Nesta quinta-feira, a CUT e as demais centrais sindicais realizarão uma reunião às 11 horas na Câmara dos Deputados – auditório da Comissão de Trabalho -, para debater ações no sentido de manter o veto à emenda 3 da Super Receita.


De acordo com o secretário geral da CUT, Quintino Severo, as entidades mobilizarão suas bases e iniciarão uma campanha para que seja mantido o veto, já que a emenda promove um ‘ataque fulminante’ aos direitos elementares dos trabalhadores (como férias, 13º salário e FGTS). Para garantir a manutenção do veto presidencial, a CUT defende que a votação no Congresso deva ser aberta e nominal, o que garantiria maior transparência, diminuindo a pressão do capital.


Quintino defende que é fundamental o envolvimento e a participação de uma significativa delegação dos companheiros e companheiras de Brasília na reunião de amanhã. A concentração cutista será às 10:30 horas, na Comissão de Trabalho.
Abaixo, a íntegra da nota oficial da CUT.


Contra a emenda 3: nota oficial da CUT
‘ A Central Única dos Trabalhadores, com o objetivo de manter o veto presidencial à emenda 3, vai reivindicar que o voto sobre o tema no Congresso seja aberto e nominal, como forma de a sociedade saber qual a posição dos parlamentares.


A reivindicação será encaminhada formalmente às mesas diretoras da Câmara dos Deputados e do Senado Federal, a partir de amanhã, dia 20.


A emenda 3 vai contra direitos elementares dos trabalhadores. Caso o veto seja derrubado, os empregadores terão ainda mais facilidades do que já encontram hoje para transformar seus funcionários em pessoas jurídicas e assim deixar de pagar 13º salário, férias remuneradas, FGTS, vale-transporte, vale-refeição e assistência médica. E, depois de eliminarem todos esses direitos trabalhistas, continuarem pagando os mesmos salários.

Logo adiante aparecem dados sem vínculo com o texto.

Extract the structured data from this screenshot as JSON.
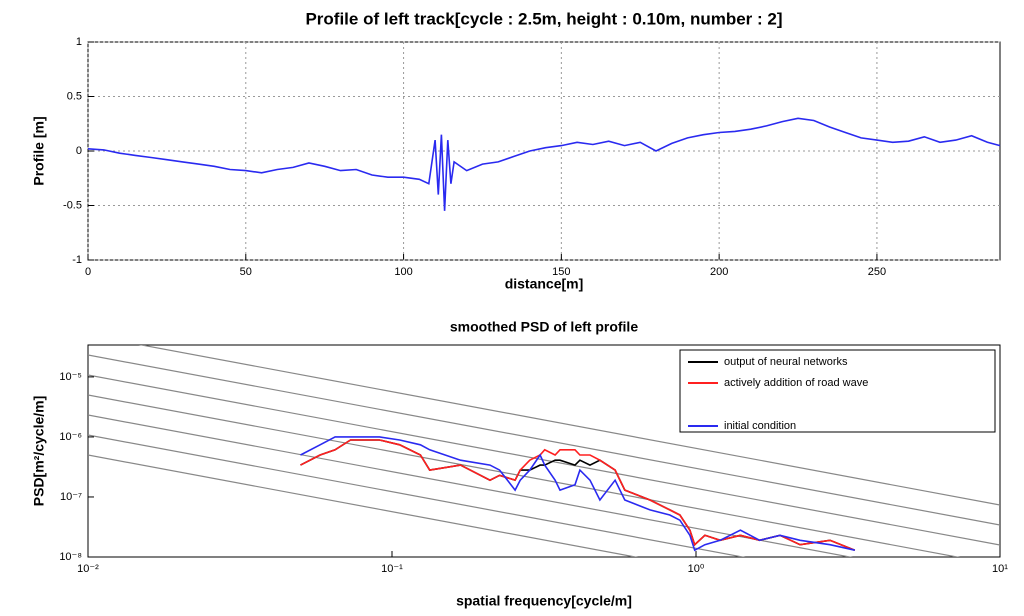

No campo, a emenda prejudicaria ainda mais a fiscalização sobre os latifundiários que exploram mão-de-obra análoga ao trabalho escravo.


Além de reivindicar que o voto sobre a emenda 3 – que deve ocorrer nos próximos 30 dias – seja aberto, a CUT vai mobilizar suas bases, desde já, para pressionar os parlamentares a votar pela manutenção do veto. Para tanto, produziremos materiais informativos sobre as reais dimensões da ameaça representada pela emenda 3, como contraponto à campanha midiática em curso.


Faremos igualmente corpo-a-corpo nos gabinetes de todos os parlamentares, especialmente dos 370 que já se manifestaram publicamente a favor desse ataque fulminante aos direitos dos trabalhadores.


Essa linha de atuação contra a emenda 3 foi definida nesta segunda, dia 19, durante reunião da Executiva Nacional da CUT.